Smithsonian’s National Portrait Gallery | This Morning, This Evening, So Soon: James Baldwin and the Voices of the Queer Resistance

By East City Art Editorial Team on July 10, 2024

Fri, July 12 2024 — Sun, April 20 2025

James Baldwin by Beauford Delaney, pastel on paper, 1963. National Portrait Gallery, Smithsonian Institution. Copyright Estate of Beauford Delaney by permission of Derek L. Spratley, Esquire, Court Appointed Administrator; courtesy of Michael Rosenfeld Gallery LLC, New York

This Morning, This Evening, So Soon: James Baldwin and the Voices of Queer Resistance is curated by Rhea L. Combs, director of curatorial affairs for the National Portrait Gallery, with concept and text from Pulitzer Prize-winning author Hilton Als. It is titled after a short story the writer, essayist, playwright and activist published in The Atlantic. Commemorating the centennial of Baldwin’s birth, the exhibition will be on view the museum’s One Life gallery.

Baldwin, who considered himself “a witness, about literature, about his works, about America and about history,” often spoke out against injustice. At a time when he and his queer contemporaries had to keep their sexuality at least partly hidden, they could fight openly for civil rights. Baldwin’s efforts to ensure the United States “kept the faith” often drew recognition, overshadowing those of other like-minded collaborators, such as Bayard Rustin and Lorraine Hansberry. A celebration of their various queer voices, this collective portrait of sorts offers an admiring corrective.

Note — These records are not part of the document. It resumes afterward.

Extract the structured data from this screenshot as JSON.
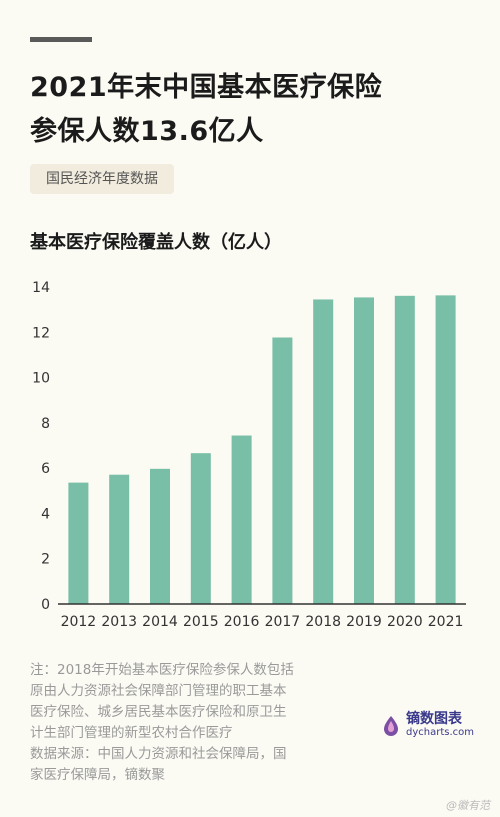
{
  "header": {
    "title_line1": "2021年末中国基本医疗保险",
    "title_line2": "参保人数13.6亿人",
    "tag": "国民经济年度数据",
    "subtitle": "基本医疗保险覆盖人数（亿人）"
  },
  "notes": {
    "line1": "注：2018年开始基本医疗保险参保人数包括",
    "line2": "原由人力资源社会保障部门管理的职工基本",
    "line3": "医疗保险、城乡居民基本医疗保险和原卫生",
    "line4": "计生部门管理的新型农村合作医疗",
    "line5": "数据来源：中国人力资源和社会保障局，国",
    "line6": "家医疗保障局，镝数聚"
  },
  "logo": {
    "name": "镝数图表",
    "url": "dycharts.com"
  },
  "watermark": "@徽有范",
  "colors": {
    "bar": "#79bfa8",
    "axis": "#333333",
    "background": "#fbfaf3"
  },
  "chart_data": {
    "type": "bar",
    "categories": [
      "2012",
      "2013",
      "2014",
      "2015",
      "2016",
      "2017",
      "2018",
      "2019",
      "2020",
      "2021"
    ],
    "values": [
      5.36,
      5.71,
      5.97,
      6.66,
      7.44,
      11.77,
      13.45,
      13.54,
      13.61,
      13.63
    ],
    "title": "基本医疗保险覆盖人数（亿人）",
    "ylim": [
      0,
      14
    ],
    "yticks": [
      0,
      2,
      4,
      6,
      8,
      10,
      12,
      14
    ],
    "grid": false
  }
}
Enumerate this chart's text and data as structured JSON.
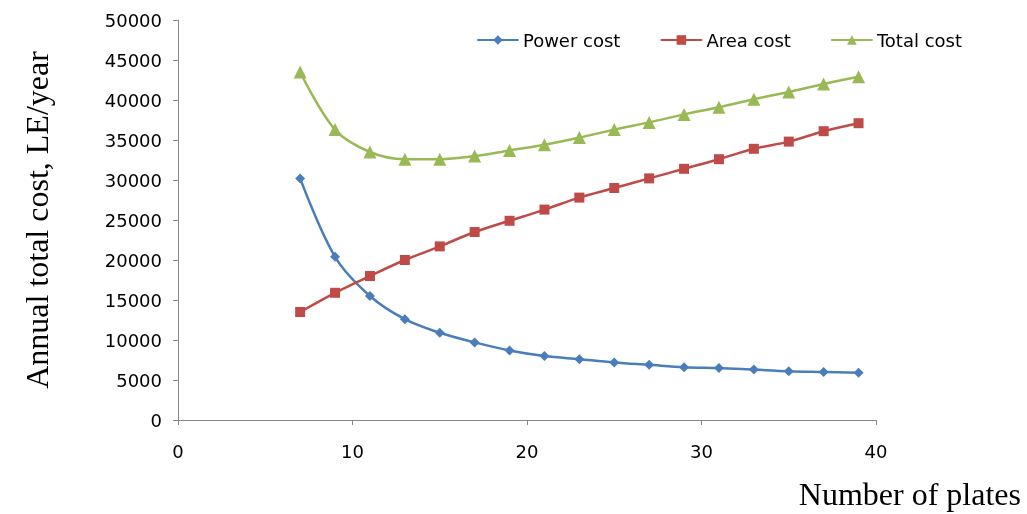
{
  "chart_data": {
    "type": "line",
    "xlabel": "Number of plates",
    "ylabel": "Annual total cost, LE/year",
    "x": [
      7,
      9,
      11,
      13,
      15,
      17,
      19,
      21,
      23,
      25,
      27,
      29,
      31,
      33,
      35,
      37,
      39
    ],
    "xlim": [
      0,
      40
    ],
    "xticks": [
      0,
      10,
      20,
      30,
      40
    ],
    "ylim": [
      0,
      50000
    ],
    "yticks": [
      0,
      5000,
      10000,
      15000,
      20000,
      25000,
      30000,
      35000,
      40000,
      45000,
      50000
    ],
    "grid": false,
    "legend": "top right",
    "line_style": "solid",
    "series": [
      {
        "name": "Power cost",
        "color": "#4a7ebb",
        "marker": "diamond",
        "values": [
          30200,
          20400,
          15500,
          12600,
          10900,
          9700,
          8700,
          8000,
          7600,
          7200,
          6900,
          6600,
          6500,
          6300,
          6100,
          6000,
          5900
        ]
      },
      {
        "name": "Area cost",
        "color": "#be4b48",
        "marker": "square",
        "values": [
          13500,
          15900,
          18000,
          20000,
          21700,
          23500,
          24900,
          26300,
          27800,
          29000,
          30200,
          31400,
          32600,
          33900,
          34800,
          36100,
          37100
        ]
      },
      {
        "name": "Total cost",
        "color": "#98b954",
        "marker": "triangle",
        "values": [
          43500,
          36300,
          33500,
          32600,
          32600,
          33000,
          33700,
          34400,
          35300,
          36300,
          37200,
          38200,
          39100,
          40100,
          41000,
          42000,
          42900
        ]
      }
    ]
  }
}
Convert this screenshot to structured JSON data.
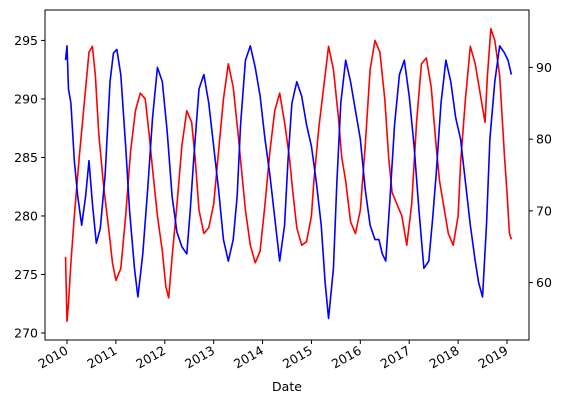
{
  "chart_data": {
    "type": "line",
    "title": "",
    "xlabel": "Date",
    "ylabel_left": "",
    "ylabel_right": "",
    "x_ticks": [
      "2010",
      "2011",
      "2012",
      "2013",
      "2014",
      "2015",
      "2016",
      "2017",
      "2018",
      "2019"
    ],
    "xlim": [
      2009.55,
      2019.45
    ],
    "y_left": {
      "ticks": [
        270,
        275,
        280,
        285,
        290,
        295
      ],
      "ylim": [
        269.4,
        297.6
      ]
    },
    "y_right": {
      "ticks": [
        60,
        70,
        80,
        90
      ],
      "ylim": [
        52.0,
        98.0
      ]
    },
    "grid": false,
    "legend": "none",
    "series": [
      {
        "axis": "left",
        "color": "#ff0000",
        "x": [
          2009.97,
          2010.0,
          2010.03,
          2010.08,
          2010.15,
          2010.25,
          2010.35,
          2010.45,
          2010.52,
          2010.58,
          2010.65,
          2010.75,
          2010.85,
          2010.93,
          2011.0,
          2011.1,
          2011.2,
          2011.3,
          2011.4,
          2011.5,
          2011.6,
          2011.68,
          2011.75,
          2011.85,
          2011.95,
          2012.02,
          2012.08,
          2012.15,
          2012.25,
          2012.35,
          2012.45,
          2012.55,
          2012.62,
          2012.7,
          2012.8,
          2012.9,
          2013.0,
          2013.1,
          2013.2,
          2013.3,
          2013.4,
          2013.5,
          2013.58,
          2013.65,
          2013.75,
          2013.85,
          2013.95,
          2014.05,
          2014.15,
          2014.25,
          2014.35,
          2014.45,
          2014.55,
          2014.62,
          2014.7,
          2014.8,
          2014.9,
          2015.0,
          2015.05,
          2015.15,
          2015.25,
          2015.35,
          2015.45,
          2015.55,
          2015.62,
          2015.7,
          2015.8,
          2015.9,
          2016.0,
          2016.1,
          2016.2,
          2016.3,
          2016.4,
          2016.5,
          2016.58,
          2016.65,
          2016.75,
          2016.85,
          2016.95,
          2017.05,
          2017.15,
          2017.25,
          2017.35,
          2017.45,
          2017.55,
          2017.62,
          2017.7,
          2017.8,
          2017.9,
          2018.0,
          2018.05,
          2018.15,
          2018.25,
          2018.35,
          2018.45,
          2018.55,
          2018.6,
          2018.67,
          2018.75,
          2018.85,
          2018.95,
          2019.0,
          2019.05,
          2019.09
        ],
        "y": [
          276.5,
          271.0,
          272.5,
          276.0,
          280.0,
          285.0,
          289.5,
          294.0,
          294.5,
          292.0,
          287.0,
          282.5,
          279.0,
          276.0,
          274.5,
          275.5,
          280.0,
          285.5,
          289.0,
          290.5,
          290.0,
          287.0,
          284.0,
          280.0,
          277.0,
          274.0,
          273.0,
          276.5,
          281.0,
          286.0,
          289.0,
          288.0,
          285.0,
          280.5,
          278.5,
          279.0,
          281.0,
          285.5,
          290.0,
          293.0,
          291.0,
          287.0,
          283.5,
          280.5,
          277.5,
          276.0,
          277.0,
          281.0,
          285.5,
          289.0,
          290.5,
          288.0,
          285.0,
          282.0,
          279.0,
          277.5,
          277.8,
          280.0,
          283.0,
          287.5,
          291.0,
          294.5,
          292.5,
          288.5,
          285.0,
          283.0,
          279.5,
          278.5,
          280.5,
          286.0,
          292.5,
          295.0,
          294.0,
          290.0,
          285.0,
          282.0,
          281.0,
          280.0,
          277.5,
          281.0,
          288.0,
          293.0,
          293.5,
          291.0,
          286.0,
          283.0,
          281.0,
          278.5,
          277.5,
          280.0,
          284.5,
          290.0,
          294.5,
          293.0,
          290.5,
          288.0,
          292.0,
          296.0,
          295.0,
          292.0,
          285.0,
          282.0,
          278.5,
          278.0
        ]
      },
      {
        "axis": "right",
        "color": "#0000ff",
        "x": [
          2009.97,
          2010.0,
          2010.03,
          2010.08,
          2010.15,
          2010.22,
          2010.3,
          2010.38,
          2010.45,
          2010.52,
          2010.6,
          2010.68,
          2010.78,
          2010.88,
          2010.95,
          2011.02,
          2011.1,
          2011.2,
          2011.28,
          2011.38,
          2011.45,
          2011.55,
          2011.65,
          2011.75,
          2011.85,
          2011.95,
          2012.05,
          2012.15,
          2012.25,
          2012.35,
          2012.45,
          2012.52,
          2012.6,
          2012.7,
          2012.8,
          2012.9,
          2013.0,
          2013.1,
          2013.2,
          2013.3,
          2013.4,
          2013.48,
          2013.55,
          2013.65,
          2013.75,
          2013.85,
          2013.95,
          2014.05,
          2014.15,
          2014.25,
          2014.35,
          2014.45,
          2014.52,
          2014.6,
          2014.7,
          2014.8,
          2014.9,
          2015.0,
          2015.1,
          2015.2,
          2015.28,
          2015.35,
          2015.45,
          2015.52,
          2015.6,
          2015.7,
          2015.8,
          2015.9,
          2016.0,
          2016.1,
          2016.2,
          2016.3,
          2016.38,
          2016.45,
          2016.52,
          2016.6,
          2016.7,
          2016.8,
          2016.9,
          2017.0,
          2017.1,
          2017.2,
          2017.3,
          2017.4,
          2017.48,
          2017.55,
          2017.65,
          2017.75,
          2017.85,
          2017.95,
          2018.05,
          2018.15,
          2018.25,
          2018.35,
          2018.42,
          2018.5,
          2018.58,
          2018.65,
          2018.75,
          2018.85,
          2018.95,
          2019.02,
          2019.09
        ],
        "y": [
          91.0,
          93.0,
          87.0,
          85.0,
          77.0,
          72.0,
          68.0,
          72.0,
          77.0,
          71.0,
          65.5,
          67.5,
          75.0,
          88.0,
          92.0,
          92.5,
          89.0,
          79.0,
          70.0,
          62.0,
          58.0,
          64.0,
          73.0,
          83.0,
          90.0,
          88.0,
          81.0,
          72.0,
          67.0,
          65.0,
          64.0,
          70.0,
          78.0,
          87.0,
          89.0,
          85.0,
          79.0,
          73.0,
          66.0,
          63.0,
          66.0,
          72.0,
          82.0,
          91.0,
          93.0,
          90.0,
          86.0,
          80.0,
          75.0,
          69.0,
          63.0,
          68.0,
          77.0,
          85.0,
          88.0,
          86.0,
          82.0,
          79.0,
          74.0,
          68.0,
          60.0,
          55.0,
          62.0,
          74.0,
          85.0,
          91.0,
          88.0,
          84.0,
          80.0,
          73.0,
          68.0,
          66.0,
          66.0,
          64.0,
          63.0,
          71.0,
          82.0,
          89.0,
          91.0,
          86.0,
          79.0,
          70.0,
          62.0,
          63.0,
          69.0,
          75.0,
          85.0,
          91.0,
          88.0,
          83.0,
          80.0,
          74.0,
          68.0,
          63.0,
          60.0,
          58.0,
          68.0,
          80.0,
          88.0,
          93.0,
          92.0,
          91.0,
          89.0
        ]
      }
    ]
  }
}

The exhibition will rely on portraiture and ephemera to explore the interwoven lives of Baldwin; Lorraine Hansberry, author of “A Raisin in the Sun”; lawyer, educator and politician Barbara Jordan; activist Bayard Rustin; and Essex Hemphill and Marlon Riggs, both poets and filmmakers. Well-known portraits by Beauford Delany and Bernard Gotfryd will be shown alongside works by artists such as Richard Avedon, Glenn Ligon, Donald Moffett, Faith Ringgold, Lorna Simpson and Jack Whitten. Viewing Baldwin in the context of his community will reveal how his sexuality, faith, artistic curiosities and notions of masculinity—coupled with his involvement in the civil rights movement—helped define his writing and long-lasting legacy.